Das Wrack der ‚Yorck’ auf der Postkarte eines Wilhelmshavener Verlags, ca. 1930 (Deutsches Marinemuseum, Wilhelmshaven)
Das Wrack der ‚Yorck’ auf der Postkarte eines Wilhelmshavener Verlags, ca. 1930 (Deutsches Marinemuseum, Wilhelmshaven)

Am 6. November erschien die amtliche Mitteilung des Admiralstabes: „ S M großer Kreuzer Yorck ist am 4. November vormittags in der Jade auf eine Hafenminensperre geraten und gesunken. Nach bisherigen Angaben sind 382 Mann, mehr als die Hälfte der Besatzung, gerettet. Die Rettungsarbeiten wurden durch dichten Nebel erschwert.“ (Jeversches Wochenblatt Nr. 261, 1914). Entsprechend der herrschenden Kriegspropaganda wurde der militärisch weitgehend wirkungslose Angriff auf die englische Küste bei Yarmouth als Erfolg herausgestellt und als Husarenstreich gefeiert, so in einem Bericht des Jeverschen Wochenblatts (Nr. 263, 1914) über die englische Reaktion: „ Die Frage, wie es möglich war, dass der Feind bis an die englische Küste kam, kehrt in allen Erörterungen wieder. Es geht ein Fieber von Nervosität durch London. Der Untergang der ‚Yorck’ dagegen wurde in demselben Artikel zwar bedauert, ansonsten aber klein geredet und gerechnet: „Der Verlust des schönen erst zehn Jahre alten Panzerkreuzers mit etwa 250 Mann seiner Besatzung ist bitter genug, wenn auch die Flotte nicht gerade eine starke Gefechtseinheit dadurch eingebüßt hat. Yorck war noch einer der älteren Kreuzer […] galt aber für ein recht stattliches Schiff, das wir schmerzlich vermissen. Es entsprach in seinem Wert ungefähr dem eines jeden der drei englischen Kreuzer, die unser Unterseeboot U 9 mit seinen Treffern hintereinander zum Meeresgrund beförderte.“ Die U 9 unter ihrem Kommandanten Otto Weddigen (1882- 1915) hatte am 22. September 1914, also wenige Wochen vor dem Unglück, drei englische Schiffe torpediert, wobei ca. 1.500 Menschen umkamen. Weddigen war im November 1914 auf dem Weg zu einer der größten Propagandalegenden des Ersten Weltkriegs und eignete sich für derartige „Gegenrechnungen“.

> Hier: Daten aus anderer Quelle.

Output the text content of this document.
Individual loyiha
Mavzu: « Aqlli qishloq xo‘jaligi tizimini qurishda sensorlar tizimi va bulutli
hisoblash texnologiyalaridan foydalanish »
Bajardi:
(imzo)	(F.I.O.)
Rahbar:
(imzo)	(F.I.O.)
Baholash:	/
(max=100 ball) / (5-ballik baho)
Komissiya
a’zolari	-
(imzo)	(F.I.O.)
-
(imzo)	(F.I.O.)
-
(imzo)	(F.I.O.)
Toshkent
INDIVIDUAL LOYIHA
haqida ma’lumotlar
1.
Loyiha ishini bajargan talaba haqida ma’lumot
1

Der Erste Weltkrieg war ohne Ruhmestaten der Marine schon längst verlorengegangen und das Wilhelminische Kaiserreich auch unter Mithilfe der revolutionären Matrosen in Wilhelmshaven hinweggefegt worden, doch der Schifffahrt auf der Jade bereitete die kieloben in der Nähe des Fahrwassers liegende ‚Yorck’ noch Jahrzehnte Probleme. Um das Gefährdungsrisiko durch die riesigen Wrackteile zu verringern, wurden mehrfach Teilsprengungen (1926) bzw. Absenkungen (1936 /37) vorgenommen. Die Fahrwasserverlegung, die im Zusammenhang mit der Industrienansiedlung auf dem neu eingedeichten Voslapper Groden , insbesondere dem Bau der Chemie-Umschlagbrücke unmittelbar südlich des Außenhafens Hooksiel, erforderlich wurde, machte dann die vollständige Beseitigung des Hindernisses unumgänglich. Man entschied sich für eine Absenkung des Wracks, da eine Bergung wesentlich höhere Kosten verursacht hätte und auch Pietätsgründe dagegen sprachen. In dem Wrack wurden noch die sterblichen Überreste vieler Matrosen vermutet. Unter Einsatz von zwei Saugbaggern wurden die Reste der ‚Yorck’ unterspült und unter die geforderte Mindesttiefe von 23 m unter Seekartennull gebracht. Diese Arbeiten waren am 4. Oktober 1983 abgeschlossen, im April 1987 wurde das verlegte Fahrwasser für die Schifffahrt freigegeben. Seitdem macht auch keine Wracktonne mehr auf die Position der ‚Yorck’ südlich querab von Horumersiel (genaue Koordinaten 53°40’2’’ N 8° 5’2’’ O) aufmerksam.

Auf weitere Quellenangaben im Text wurde verzichtet. Leicht überarbeitete Fassung eines Artikels, der im Nov. 2014 im Jeverschen Wochenblatt und in der NWZ erschien.

 

Literatur

  • Hansen, Hans J.: Die Schiffe der deutschen Flotten 1848 – 1945.- Oldenburg 1977
  • Hinrichsen, Jürgen, Fahrwasserverlegung der Jade bei Hooksiel. – In: Wasser- und Schiffahrtsamt Wilhelmshaven. Informationsschrift v. 10.6.1987, S. 35 – 39
  • Koop, Gerhard; Mulitze, Erich: Die Marine in Wilhelmshaven.- Koblenz 1987
  • Ringelnatz, Joachim: Als Mariner im Krieg. – Zürich 2004, S. 72 ff.